Araştırmacılar çalışmada, “Yalnızlıkla önemli bir nedensel ilişkiye sahip tüm proteinler, CVD [kardiyovasküler hastalık], T2D [tip 2 diyabet], felç ve ölüm oranı ile ilişkilendirildi”

Araştırmacılar beyin bölgesi hacimleri ile belirli proteinler arasındaki ilişkiye bakmaya başladıklarında işler daha da ilginçleşti. ADM olarak adlandırılan bir protein, hem sempatik sinir sistemi (SNS) hem de hipotalamik-hipofiz-adrenal (HPA) aktivitesinde rol oynadığı bilinen yüksek seviyeleriyle özellikle öne çıktı. Bu iki sistem sistemik stresi ve inflamatuar tepkileri etkiler. Yüksek ADM seviyeleri ayrıca vücudun esenlik hissini düzenleyen önemli beyin bölgelerindeki hacmin azalmasıyla da bağlantılıydı.

Araştırmacılar çalışmada, “En güçlü ilişki, ADM ile interoseptif mekanizmalar için bir merkez olan insula arasında bulundu. İnterosepsiyonun, yalnızlık-sağlık bağlantısının altında yatan beyin-vücut etkileşimleri için hayati bir yol olarak işlev gördüğü ileri sürülmektedir. Plazma ADM seviyeleri ile duygusal, ödüllendirici ve sosyal süreçlerde yer alan bir bölge olan sol kaudat arasında başka önemli ilişkiler de gözlemlenmiştir.”

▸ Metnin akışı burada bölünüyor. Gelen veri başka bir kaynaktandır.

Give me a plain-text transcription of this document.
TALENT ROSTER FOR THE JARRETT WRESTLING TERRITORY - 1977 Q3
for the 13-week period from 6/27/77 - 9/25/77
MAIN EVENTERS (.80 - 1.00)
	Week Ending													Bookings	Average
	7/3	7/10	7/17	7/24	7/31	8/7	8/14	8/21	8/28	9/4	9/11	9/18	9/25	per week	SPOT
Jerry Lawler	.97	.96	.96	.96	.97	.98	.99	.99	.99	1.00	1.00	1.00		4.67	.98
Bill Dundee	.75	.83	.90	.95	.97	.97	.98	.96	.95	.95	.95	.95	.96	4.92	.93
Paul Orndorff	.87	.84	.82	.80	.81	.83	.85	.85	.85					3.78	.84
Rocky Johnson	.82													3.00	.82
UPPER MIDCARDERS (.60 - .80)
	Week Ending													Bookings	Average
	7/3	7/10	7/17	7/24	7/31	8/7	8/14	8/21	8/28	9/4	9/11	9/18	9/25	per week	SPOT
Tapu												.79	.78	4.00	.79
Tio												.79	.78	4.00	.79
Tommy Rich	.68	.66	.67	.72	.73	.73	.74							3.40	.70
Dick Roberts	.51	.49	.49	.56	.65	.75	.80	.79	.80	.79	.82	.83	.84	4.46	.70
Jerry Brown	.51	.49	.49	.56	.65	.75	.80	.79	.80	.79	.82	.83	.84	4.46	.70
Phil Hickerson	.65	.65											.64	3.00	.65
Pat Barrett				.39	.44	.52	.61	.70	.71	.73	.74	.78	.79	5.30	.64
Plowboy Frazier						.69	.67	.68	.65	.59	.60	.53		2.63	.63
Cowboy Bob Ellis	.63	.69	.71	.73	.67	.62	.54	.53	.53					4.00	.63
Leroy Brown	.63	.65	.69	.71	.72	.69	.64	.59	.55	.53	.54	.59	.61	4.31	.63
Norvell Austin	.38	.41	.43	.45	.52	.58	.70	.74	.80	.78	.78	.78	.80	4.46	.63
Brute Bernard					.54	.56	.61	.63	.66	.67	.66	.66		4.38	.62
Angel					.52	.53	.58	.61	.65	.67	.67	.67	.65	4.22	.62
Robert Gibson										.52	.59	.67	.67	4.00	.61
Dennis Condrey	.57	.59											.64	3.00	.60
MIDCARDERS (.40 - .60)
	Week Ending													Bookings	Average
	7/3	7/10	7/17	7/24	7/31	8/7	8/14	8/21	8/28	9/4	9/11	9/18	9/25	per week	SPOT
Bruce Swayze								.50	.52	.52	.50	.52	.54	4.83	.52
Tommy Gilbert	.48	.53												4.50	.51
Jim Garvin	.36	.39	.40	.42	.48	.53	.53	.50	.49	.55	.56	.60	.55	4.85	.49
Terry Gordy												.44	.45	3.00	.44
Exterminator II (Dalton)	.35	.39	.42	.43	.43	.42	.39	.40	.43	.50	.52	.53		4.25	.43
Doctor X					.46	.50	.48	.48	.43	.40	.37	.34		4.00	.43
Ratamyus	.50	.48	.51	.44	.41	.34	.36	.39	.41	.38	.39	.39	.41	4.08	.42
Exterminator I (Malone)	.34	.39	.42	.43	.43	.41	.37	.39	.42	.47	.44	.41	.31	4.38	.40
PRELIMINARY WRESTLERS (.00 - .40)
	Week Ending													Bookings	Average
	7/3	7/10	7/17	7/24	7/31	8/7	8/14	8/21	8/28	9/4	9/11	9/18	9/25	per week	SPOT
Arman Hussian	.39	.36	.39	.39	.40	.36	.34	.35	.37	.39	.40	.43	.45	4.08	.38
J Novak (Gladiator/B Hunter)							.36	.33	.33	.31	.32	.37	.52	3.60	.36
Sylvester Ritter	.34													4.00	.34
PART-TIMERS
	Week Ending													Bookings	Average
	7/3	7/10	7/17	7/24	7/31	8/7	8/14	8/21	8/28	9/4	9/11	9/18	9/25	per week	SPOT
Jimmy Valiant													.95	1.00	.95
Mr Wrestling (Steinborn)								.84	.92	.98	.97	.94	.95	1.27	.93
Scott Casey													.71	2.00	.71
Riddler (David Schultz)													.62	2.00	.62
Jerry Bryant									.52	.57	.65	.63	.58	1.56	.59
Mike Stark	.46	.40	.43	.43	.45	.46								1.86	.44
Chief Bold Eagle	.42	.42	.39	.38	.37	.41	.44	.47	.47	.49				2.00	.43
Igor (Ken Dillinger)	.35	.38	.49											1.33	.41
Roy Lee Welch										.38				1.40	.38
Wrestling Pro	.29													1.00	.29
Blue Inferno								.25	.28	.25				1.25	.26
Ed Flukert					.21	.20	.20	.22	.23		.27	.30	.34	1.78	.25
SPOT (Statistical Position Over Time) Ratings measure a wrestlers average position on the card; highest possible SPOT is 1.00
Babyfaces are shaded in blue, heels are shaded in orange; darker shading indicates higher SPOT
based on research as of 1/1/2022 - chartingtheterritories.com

Bulgular, sosyal bağlantının insan sağlığı için temel önemine dair büyüleyici bir bakış açısı sunmaktadır. Ve beyin boyutu ile yalnızlık arasındaki doğrudan ilişki, insan evrimine dair belirli teorilere ikna edici bir ağırlık katmaktadır. Örneğin, evrimsel antropolog Robin Dunbar tarafından 1990’ların sonlarında öne sürülen sosyal beyin hipotezi, primatlarda giderek karmaşıklaşan sosyal davranışları nedeniyle büyük beyinlerin evrimleştiğini öne sürmektedir.

Loneliness linked to higher risk of heart disease and stroke and susceptibility to infection

Yeni çalışmanın ortak yazarı, Cambridge Üniversitesi’nden Barbara Sahakian, bulguların sosyal izolasyon ile sağlık sorunları arasındaki bilinen bağlantılara ikna edici bir biyolojik temel sunduğunu söylüyor. Yüz yüze etkileşimlerin sağlıklı insan işleyişi için hayati bir unsur olduğunu öne sürüyor.